Of course, these catfights, and caviar were fought and consumed before the terrorist attacks, but they would have been hard to swallow -- they have been hard to swallow -- even before firefighters were crushed to death as they tried to save others; before widowed refugees fleeing Afghanistan were living on crusts of bread; before thousands of families were trying to figure out how to survive now that they'd lost a loved one. It was still humiliating drivel that should be embarrassing to us all.
There has been evidence of some new circumspection in the fashion world.

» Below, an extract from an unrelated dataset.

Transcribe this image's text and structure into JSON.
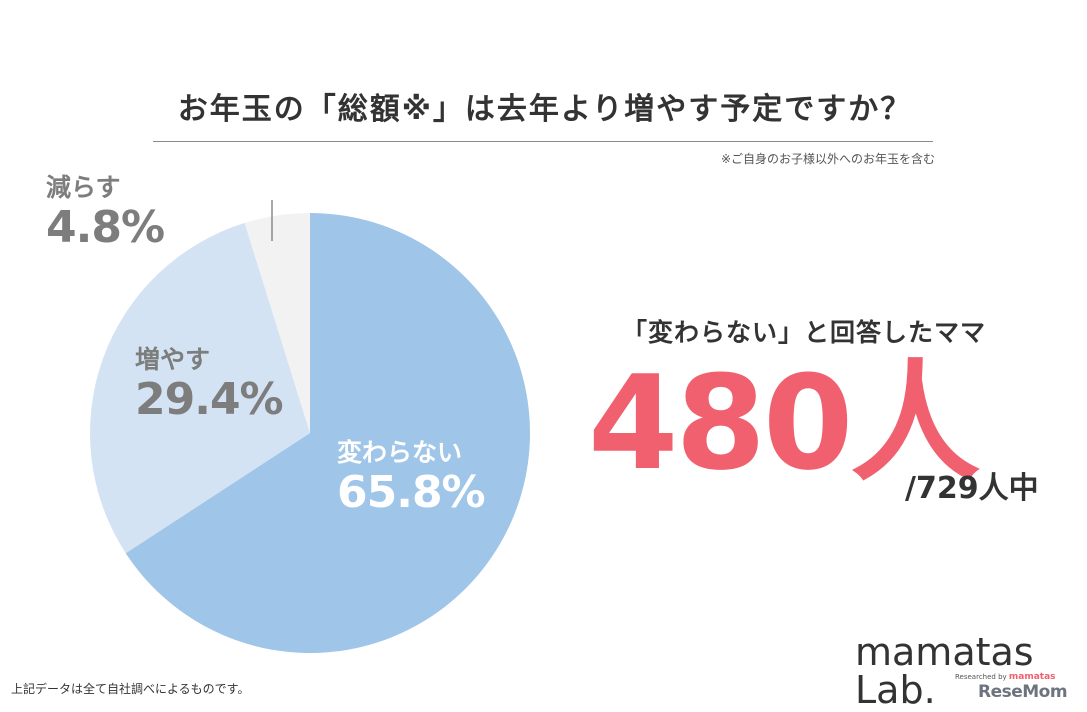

Besides Blahnik's public recall of his death pump, a few magazines published after Sept. 11 promised cheaper "Reality Chic" and reflected a desire to find the "true" meaning of American fashion.
"American dressing is about great cut and quality, rather than theater (as in Paris) or sex (as in Milan)," posited Wintour, in the November Vogue, with its patriotic cover. "These clothes are essential and relevant -- great impetus, in and of themselves, for women to head back to the stores." The resulting fashion spread consisted of models wearing red, white and blue, waving flags and wearing flag pins; this was paired with an editorial that cryptically claimed that crisis had revealed the "core strength" of American fashion: really great sportswear ("the right narrow pant ... the rethought trench ... and the crisp white shirt").
Similarly, at the fashion events of recent months -- such as the Vogue/VH1 Fashion Awards -- vast numbers of attendees wore red, white and blue ensembles, many even wearing T-shirts and jeans (one T-shirt, designed by the Council of Fashion Designers of America, is for sale, with all proceeds going to the Twin Towers Fund). And W's November homage to the stars and stripes even featured (gasp!) Catherine Malandrino dresses from two seasons back! (If no one is buying new clothes, thanks to a sinking economy, it seems that the faux pas of wearing clothes more than three months old is now forgivable. It was about time.)
Style.com is currently predicting that spring fashion will be about "color and optimism." Sounds a bit like "Pink is the new Black," to me. One hopes this red, white and blue response to fashion patriotism is just a short-term solution. But I will remain, as Style.com suggests, optimistic that new color trends will come with a dose of relevance.
If we can assume that things have changed, that as a nation we might be leaving the safety of collective self absorption -- now breached -- to find meaning outside ourselves, perhaps we also can assume that an industry designed to appeal to the wanna-be in all of us will realize we now want something different.